Two young boys laboriously crack open a pile of old coconuts, scoop out the white meat inside and feed it into the aluminium bowl of an electric grinder, from which a dribble of juice comes out the spout halfway down the machine, producing delicious coconut milk. If fresh coconut water is all you need to refresh you, it’s quicker to step over Merchant Road to the dilapidated motorbike and trailer where a smiling lady will hack the top of a younger green version with a vicious-looking machete and offer you a straw to suck up the semi-sweet fresh juice inside.
Best seen before mid-day as by mid-afternoon the shelves have all been re-stacked, the vegetable bags sealed and the vendors packed up for the day.
I wander up to Sule Pagoda, one of Yangon’s most important temples, but for me its delight is in the tiny shops that radiate from its circular base, their narrow frontage tapering into even tinier space at the back. Passport photos, rubber stamp makers, watch repair service centre, second-hand mobile phones – any business that deals in small goods where almost no storage space is needed other than for a table and chair for the owner. Audio cassettes still appear to be a thriving business.
Street food in Yangon is everywhere, cheap and – usually – very tasty, but there is one speciality, only found in Myanmar, that should be tried, if for no other reason than to say you’ve done it. Wat Thar Doke Htoe (pork sticks), a mound of pig’s innards and gizzards, fat tongues and sponge-like tripe are sliced and slid on skewers and arrayed around a semi-circular cauldron in which a rich brown gravy simmers. The procedure is to take a skewer with the slice of pre-cooked meat and warm it in the gravy for thirty seconds, dip it into the slightly sweet and sour sauce in a bowl in front of you then eat it. Street sweepers sit next to suited businessmen, secretaries next to students, and for few kyat per wooden skewer they can have a modest snack or intestinal blow-out. (Read more at Everything But the Squeal)

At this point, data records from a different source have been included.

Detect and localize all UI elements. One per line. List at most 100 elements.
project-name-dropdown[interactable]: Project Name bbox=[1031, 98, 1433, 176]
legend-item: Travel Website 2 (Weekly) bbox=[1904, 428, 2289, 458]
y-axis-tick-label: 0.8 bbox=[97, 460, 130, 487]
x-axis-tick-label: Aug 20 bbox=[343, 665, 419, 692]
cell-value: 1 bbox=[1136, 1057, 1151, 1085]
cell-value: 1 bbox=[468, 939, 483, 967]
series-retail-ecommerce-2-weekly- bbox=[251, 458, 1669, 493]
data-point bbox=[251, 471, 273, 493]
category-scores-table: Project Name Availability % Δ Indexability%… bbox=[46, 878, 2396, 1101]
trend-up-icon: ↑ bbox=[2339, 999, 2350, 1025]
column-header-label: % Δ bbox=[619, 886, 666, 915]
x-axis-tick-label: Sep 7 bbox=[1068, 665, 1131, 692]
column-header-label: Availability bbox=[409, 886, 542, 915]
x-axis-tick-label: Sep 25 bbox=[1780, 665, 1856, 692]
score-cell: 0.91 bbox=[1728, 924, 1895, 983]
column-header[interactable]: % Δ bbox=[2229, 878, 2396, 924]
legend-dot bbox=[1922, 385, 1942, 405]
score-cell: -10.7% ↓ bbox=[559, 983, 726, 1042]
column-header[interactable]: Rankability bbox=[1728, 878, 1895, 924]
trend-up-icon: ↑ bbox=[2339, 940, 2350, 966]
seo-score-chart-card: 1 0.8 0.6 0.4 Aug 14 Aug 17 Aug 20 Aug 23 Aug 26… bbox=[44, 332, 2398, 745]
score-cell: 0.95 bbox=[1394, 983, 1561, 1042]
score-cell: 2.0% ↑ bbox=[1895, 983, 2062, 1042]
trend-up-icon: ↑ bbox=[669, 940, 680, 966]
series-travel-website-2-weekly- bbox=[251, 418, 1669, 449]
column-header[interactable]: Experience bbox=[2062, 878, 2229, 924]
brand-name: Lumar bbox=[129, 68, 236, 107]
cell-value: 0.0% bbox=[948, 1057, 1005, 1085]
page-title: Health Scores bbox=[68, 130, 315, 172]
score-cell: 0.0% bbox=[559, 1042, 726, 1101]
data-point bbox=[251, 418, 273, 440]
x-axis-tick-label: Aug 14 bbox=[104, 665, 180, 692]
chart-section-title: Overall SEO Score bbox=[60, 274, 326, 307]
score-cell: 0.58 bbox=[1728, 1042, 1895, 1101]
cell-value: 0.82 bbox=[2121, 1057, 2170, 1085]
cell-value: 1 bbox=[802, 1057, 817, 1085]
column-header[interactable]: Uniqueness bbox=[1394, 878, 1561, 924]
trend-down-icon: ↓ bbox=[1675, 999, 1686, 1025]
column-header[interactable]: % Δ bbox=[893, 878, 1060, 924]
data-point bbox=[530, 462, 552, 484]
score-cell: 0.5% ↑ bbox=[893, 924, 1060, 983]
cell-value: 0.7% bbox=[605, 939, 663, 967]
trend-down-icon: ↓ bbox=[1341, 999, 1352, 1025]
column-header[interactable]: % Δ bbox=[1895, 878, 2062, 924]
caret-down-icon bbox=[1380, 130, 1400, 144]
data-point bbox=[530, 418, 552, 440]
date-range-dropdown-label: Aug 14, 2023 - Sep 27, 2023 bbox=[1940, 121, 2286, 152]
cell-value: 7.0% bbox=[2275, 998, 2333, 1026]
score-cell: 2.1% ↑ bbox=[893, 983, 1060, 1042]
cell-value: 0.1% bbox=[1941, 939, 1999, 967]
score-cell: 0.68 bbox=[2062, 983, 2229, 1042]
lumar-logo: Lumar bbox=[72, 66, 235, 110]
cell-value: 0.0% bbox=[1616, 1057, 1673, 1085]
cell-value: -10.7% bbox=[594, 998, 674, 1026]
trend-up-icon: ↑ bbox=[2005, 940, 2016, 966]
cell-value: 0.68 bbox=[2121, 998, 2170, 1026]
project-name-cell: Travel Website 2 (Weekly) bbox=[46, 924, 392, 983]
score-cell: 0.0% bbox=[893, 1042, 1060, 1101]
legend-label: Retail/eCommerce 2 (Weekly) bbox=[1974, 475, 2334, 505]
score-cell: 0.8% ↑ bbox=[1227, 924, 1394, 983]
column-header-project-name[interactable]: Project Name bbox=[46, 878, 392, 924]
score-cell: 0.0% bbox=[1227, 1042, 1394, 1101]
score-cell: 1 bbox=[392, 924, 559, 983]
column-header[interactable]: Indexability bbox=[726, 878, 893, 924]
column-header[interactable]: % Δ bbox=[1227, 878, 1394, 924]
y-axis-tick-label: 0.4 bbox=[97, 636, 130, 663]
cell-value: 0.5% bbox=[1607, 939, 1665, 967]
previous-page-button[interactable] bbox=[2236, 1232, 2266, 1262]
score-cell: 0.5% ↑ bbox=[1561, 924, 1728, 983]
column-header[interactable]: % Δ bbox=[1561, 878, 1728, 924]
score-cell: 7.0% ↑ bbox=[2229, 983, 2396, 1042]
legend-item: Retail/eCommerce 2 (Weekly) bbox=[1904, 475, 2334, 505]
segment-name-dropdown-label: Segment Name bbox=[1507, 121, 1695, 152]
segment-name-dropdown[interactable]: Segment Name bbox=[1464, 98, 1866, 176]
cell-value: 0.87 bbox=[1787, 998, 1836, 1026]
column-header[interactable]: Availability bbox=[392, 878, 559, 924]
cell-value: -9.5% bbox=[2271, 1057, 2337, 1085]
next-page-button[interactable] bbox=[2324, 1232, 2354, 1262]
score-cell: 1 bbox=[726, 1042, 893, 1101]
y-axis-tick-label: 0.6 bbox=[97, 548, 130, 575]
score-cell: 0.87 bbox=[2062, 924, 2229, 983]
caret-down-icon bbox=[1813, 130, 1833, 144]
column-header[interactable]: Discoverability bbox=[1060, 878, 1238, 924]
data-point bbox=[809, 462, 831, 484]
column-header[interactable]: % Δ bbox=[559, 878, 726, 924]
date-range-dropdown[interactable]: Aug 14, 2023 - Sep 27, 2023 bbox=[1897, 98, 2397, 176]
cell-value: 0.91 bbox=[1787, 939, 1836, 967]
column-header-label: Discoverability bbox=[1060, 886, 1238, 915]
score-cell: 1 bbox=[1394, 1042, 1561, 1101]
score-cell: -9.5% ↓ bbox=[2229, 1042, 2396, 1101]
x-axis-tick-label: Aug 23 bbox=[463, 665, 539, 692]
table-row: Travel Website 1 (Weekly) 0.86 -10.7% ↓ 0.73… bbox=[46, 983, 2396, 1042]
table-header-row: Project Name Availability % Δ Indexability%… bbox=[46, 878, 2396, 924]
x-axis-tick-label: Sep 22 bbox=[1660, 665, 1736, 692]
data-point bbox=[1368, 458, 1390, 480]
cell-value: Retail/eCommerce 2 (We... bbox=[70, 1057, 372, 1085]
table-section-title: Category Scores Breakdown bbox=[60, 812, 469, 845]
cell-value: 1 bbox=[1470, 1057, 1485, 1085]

But my dining is focused on distinctly different level, Monsoon on Thein Phyu Rd, back near Strand Road. The restaurant is aptly named because the extensive menu of this delightful peaceful spot full of original colonial charm is made up of dishes from the countries covered by the monsoon, Myanmar, Thailand, Vietnam, Cambodia and Laos. The apparent simplicity of the dishes (as compared to the complexity of their names) lacks nothing in their flavour; Nga phe ohn no cbet – fish cake in coconut curry from Myanmar, Keng onsol mak fak khen, stir-fried morning glory from Laos, a delicious green vegetable as common as rice in Asia but which, for some reason, the possession and growing of is seen as a category 1 and 2 misdemeanor in the US.

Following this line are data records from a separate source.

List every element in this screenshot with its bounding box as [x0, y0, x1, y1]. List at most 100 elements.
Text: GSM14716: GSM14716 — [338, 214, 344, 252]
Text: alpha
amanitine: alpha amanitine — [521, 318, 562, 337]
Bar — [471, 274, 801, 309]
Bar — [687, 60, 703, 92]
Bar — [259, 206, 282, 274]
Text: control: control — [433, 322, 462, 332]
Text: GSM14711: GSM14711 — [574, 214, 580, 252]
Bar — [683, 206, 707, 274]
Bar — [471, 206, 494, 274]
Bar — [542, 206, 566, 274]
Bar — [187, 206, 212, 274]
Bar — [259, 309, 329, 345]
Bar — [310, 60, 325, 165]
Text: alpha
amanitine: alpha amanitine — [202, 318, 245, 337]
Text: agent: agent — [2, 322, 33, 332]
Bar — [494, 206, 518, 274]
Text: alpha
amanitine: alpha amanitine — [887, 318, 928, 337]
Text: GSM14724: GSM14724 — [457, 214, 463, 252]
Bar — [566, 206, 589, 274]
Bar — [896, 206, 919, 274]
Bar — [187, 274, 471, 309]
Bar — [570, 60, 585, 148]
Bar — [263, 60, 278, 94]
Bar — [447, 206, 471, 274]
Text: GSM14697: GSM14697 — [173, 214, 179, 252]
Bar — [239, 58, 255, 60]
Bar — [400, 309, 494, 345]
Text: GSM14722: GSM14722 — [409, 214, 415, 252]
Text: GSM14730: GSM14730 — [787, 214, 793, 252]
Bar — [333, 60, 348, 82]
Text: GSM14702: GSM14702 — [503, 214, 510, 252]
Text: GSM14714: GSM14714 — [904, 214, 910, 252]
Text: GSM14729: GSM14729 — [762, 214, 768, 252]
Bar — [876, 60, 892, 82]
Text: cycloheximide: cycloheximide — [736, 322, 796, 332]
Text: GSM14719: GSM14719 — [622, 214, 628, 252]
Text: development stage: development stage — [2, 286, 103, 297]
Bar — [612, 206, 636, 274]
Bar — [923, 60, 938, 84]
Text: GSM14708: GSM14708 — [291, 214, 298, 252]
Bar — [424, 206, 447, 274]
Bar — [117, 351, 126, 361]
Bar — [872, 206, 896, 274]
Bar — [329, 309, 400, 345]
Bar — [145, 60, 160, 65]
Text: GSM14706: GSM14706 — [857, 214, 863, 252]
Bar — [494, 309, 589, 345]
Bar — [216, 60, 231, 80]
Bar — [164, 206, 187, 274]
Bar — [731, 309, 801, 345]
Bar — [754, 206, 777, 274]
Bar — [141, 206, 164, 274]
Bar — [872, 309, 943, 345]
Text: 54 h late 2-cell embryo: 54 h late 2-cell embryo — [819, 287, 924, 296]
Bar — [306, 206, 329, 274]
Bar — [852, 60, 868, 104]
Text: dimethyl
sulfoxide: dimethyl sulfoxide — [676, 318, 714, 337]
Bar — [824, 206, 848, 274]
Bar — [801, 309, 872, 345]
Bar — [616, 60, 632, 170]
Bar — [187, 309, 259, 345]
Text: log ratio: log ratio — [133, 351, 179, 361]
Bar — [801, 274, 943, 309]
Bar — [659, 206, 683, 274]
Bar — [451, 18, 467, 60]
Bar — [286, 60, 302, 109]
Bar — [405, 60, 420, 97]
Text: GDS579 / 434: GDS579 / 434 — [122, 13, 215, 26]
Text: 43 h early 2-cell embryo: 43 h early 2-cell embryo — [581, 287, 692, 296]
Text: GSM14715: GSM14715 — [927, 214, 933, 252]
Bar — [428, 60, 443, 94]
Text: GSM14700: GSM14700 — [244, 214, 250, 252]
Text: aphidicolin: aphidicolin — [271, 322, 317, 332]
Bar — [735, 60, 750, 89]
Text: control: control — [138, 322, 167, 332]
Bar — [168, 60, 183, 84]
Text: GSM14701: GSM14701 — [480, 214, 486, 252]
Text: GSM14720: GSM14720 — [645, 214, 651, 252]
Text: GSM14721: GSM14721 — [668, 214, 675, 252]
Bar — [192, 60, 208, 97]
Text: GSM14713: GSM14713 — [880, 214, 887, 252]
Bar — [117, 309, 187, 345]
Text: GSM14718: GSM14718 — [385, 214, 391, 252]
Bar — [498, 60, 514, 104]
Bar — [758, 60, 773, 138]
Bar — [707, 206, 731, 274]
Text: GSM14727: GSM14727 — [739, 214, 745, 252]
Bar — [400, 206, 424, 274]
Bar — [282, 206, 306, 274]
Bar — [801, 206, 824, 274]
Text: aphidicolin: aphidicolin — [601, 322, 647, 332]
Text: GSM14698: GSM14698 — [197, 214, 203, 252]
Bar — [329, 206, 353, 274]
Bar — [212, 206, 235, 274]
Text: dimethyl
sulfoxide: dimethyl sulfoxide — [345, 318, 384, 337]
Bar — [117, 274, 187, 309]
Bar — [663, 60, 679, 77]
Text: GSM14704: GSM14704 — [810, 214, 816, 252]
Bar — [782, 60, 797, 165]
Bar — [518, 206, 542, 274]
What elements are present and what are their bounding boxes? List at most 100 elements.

Having only a few fancy hotels, starred restaurants or chi-chi nightclubs, Yangon is unlikely to attract the high-flying tourist, but given the increasing international investment in Myanmar that will undoubtedly come. Now is your chance to see a city re-awakening from a deep sleep, still with its traditional markets, the street barber with an umbrella and chair as his salon, the ambulatory cart with a machine like an old washing mangle that crushes the semi-sweet juice fresh from one-metre lengths of sugarcane, and the benign shambles that make Southeast Asia so intriguing, but has sadly been lost in so many other countries.